Never heard of him? That’s hardly surprising. What makes him remarkable is not his long life, but his family history. He was the last living grandchild of John Tyler (1790-1862) who was president from 1841 to 1845.

Let that sink in a minute.

Tyler was elected alongside fellow Charles City County native William Henry Harrison in 1841. He was the back half of the famous campaign slogan “Tippecanoe and Tyler, too!” Born one year after the adoption of the Constitution, Tyler lived until 1862, when he died before joining the Confederate Congress. At some point in his life he owned 70 human beings as property. He is reported to have been a kind master — but he owned 70 human beings as property. In 1853, Tyler had a son. That son had sons of his own including, in 1928, Harrison Ruffin Tyler.

(John Tyler’s longest-lived child was his daughter Pearl, who was born in 1860 and died in 1947.)

Three generations to the beginning of the republic. Three generations spanning four centuries. One generation removed from the ownership of human beings as chattel, which formally ended in the United States 160 years ago.

Until recent years, one or both of President Tyler’s grandchildren (Lyon Gardiner Tyler died in 2020) lived in his former residence on the site of the slave labor camp called Sherwood Forest Plantation, which Harrison purchased and restored.

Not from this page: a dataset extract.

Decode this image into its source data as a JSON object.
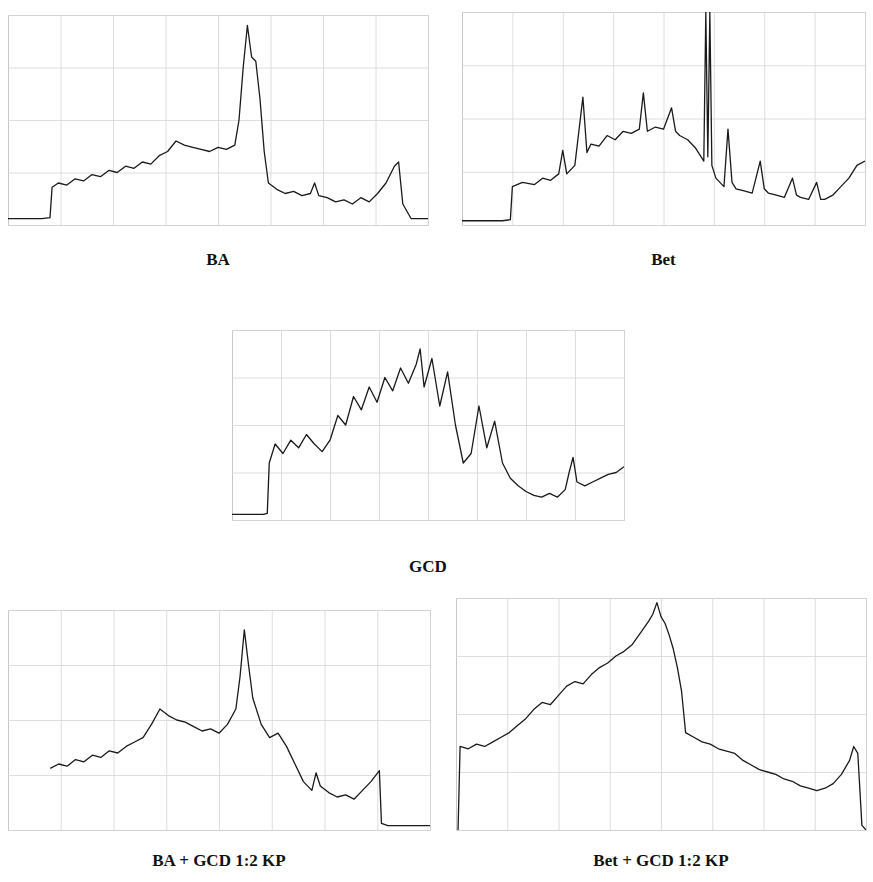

I don’t wish to cast aspersions on Harrison Ruffin Tyler; he is not culpable for his grandfather’s misdeeds. But he was a living beneficiary of the slave system that his grandfather participated in and sought to perpetuate. Many of us benefit from it — even me, the great-great-great grandson of a North Carolina farmer who at one time owned as many as six human beings.

The past seems so distant but, like objects in the rear-view mirror, it’s closer than it appears. Somewhere there are certainly Americans born of parents who had been enslaved, perhaps even at Tyler’s Sherwood Forest — where visitors can find a pet cemetery but no memorial to the enslaved — a lineage that ought to be as exalted as Harrison Ruffin Tyler’s but isn’t because their names are lost to us. Their names didn’t matter as much as the name of “the General,” John Tyler’s horse, buried on the grounds.

In 1955, a living witness to Abraham Lincoln’s assassination appeared on television, a year before the last Civil War veteran died. Irene Triplett of Wilkesboro, North Carolina, received her late father’s pension for serving in the Confederate Army until her death in 2020. Two living people bear the memory of the Tulsa Race Massacre in 1921. Claudette Colvin who, as a 15-year-old Black girl in Montgomery, Alabama, refused to give up her seat on a segregated bus nine months before Rosa Parks became a household name for the same act of civil disobedience, is still alive at 85.

How can a past that is so close be over? And how can slavery, the Civil War and Jim Crow be a thing of the past while living memory persists? When so many of the lingering aftereffects are still visible to anyone who bothers to look?

History is not then; it’s now. It is still alive in all of us. All of the triumph uplifts us and all of the tragedy of it lingers in the air around us, weighing us down, threatening to drown us if we don’t contend with it.

Then, though the past will never be dead, we can at least learn to live with it.